The author asks the question: is a computer artificial intelligence? He considers two points of view: that a computer is simply a task performer, and not something autonomous, and the opposite:

Gradually, computer programs improved, became more complex, moved from rigid to probabilistic laws for describing phenomena (and therefore, as it were, mastered the “freedom of choice”), acquired the properties of adapting, learning, and self-improvement. And, it would seem, there was every reason to recognize the validity of the position of those who argued that a computer is actually artificial intelligence.

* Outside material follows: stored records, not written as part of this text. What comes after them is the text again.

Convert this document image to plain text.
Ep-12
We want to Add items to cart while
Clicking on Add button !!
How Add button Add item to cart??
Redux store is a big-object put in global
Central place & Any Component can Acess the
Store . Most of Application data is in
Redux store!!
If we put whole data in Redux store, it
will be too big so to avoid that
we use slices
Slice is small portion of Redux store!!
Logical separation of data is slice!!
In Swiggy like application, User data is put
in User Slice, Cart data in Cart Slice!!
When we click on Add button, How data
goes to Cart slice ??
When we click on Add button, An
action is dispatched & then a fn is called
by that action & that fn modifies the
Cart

However, opponents of such an assessment only changed their positions. They deprived EVM of the “presumption of innocence.” When a person is accused of any offense, the accuser is obliged to prove that he committed it; until irrefutable facts are presented, the person is considered innocent. They treated the machine differently: it itself was required to prove its “innocence,” that is, its intelligence. Recognizing that the computer successfully solves many difficult problems, opponents said: “But there are problems that it does not solve! Let him first learn to solve them all, then, and only then, can we discuss the question of whether a computer is comparable to a person in intelligence.”

Cybernetics, of course, understood that such reasoning was based on the false idea that “every person is capable of solving all problems.” But nevertheless, they accepted the challenge and began to explore problems that were considered beyond the reach of computers. Examples of such problems include proving theorems, translating from language to language, composing music, or participating in various intellectual games.

The article is inspired by A. Chachko’s book “Artificial Intelligence,” which dispels skeptics’ doubts that a computer is not artificial intelligence.

October: prototype of an electronic examiner from the Bulgarians

Again, there was nothing about IT in the issue. The only news is that Bulgarian engineers demonstrated in Moscow a system that monitored students’ learning of material during laboratory work. There are tasks that come and go, and there are eternal ones. And automation of knowledge testing is just the second option.

November: two calculators at once – for a business person and for a turner

A West German company has created a calculator for determining cutting parameters on metal-cutting machines, so that turners and millers no longer look for this information in tables. The calculator accelerated the work of specialists by more than 60%.

Calculator for lathe

Calculator for lathe

Engineers from the Japanese company Toshiba have created a hybrid of a calculator and a voice recorder. It fit in your pocket and recorded sound onto two mini-cassettes, 15 minutes each.

Calculator for a business person

Calculator for a business person

December: note about the Canon A-1 camera

A short review of the Japanese camera Canon A-1. Elements of automation were added: if the photographer did not release the shutter button, the camera itself moved the film to the next frame and took a photo. The shooting speed is up to five frames per second: it was convenient to photograph movement.


In general, all numbers show that IT is only one and far from the most comprehensive and promising area. It is mentioned briefly, and in some issues there are only small notes about various funny electronic devices. Well, some of the problems and issues described seem to be still being resolved. That's all for me, I can think about where to move next.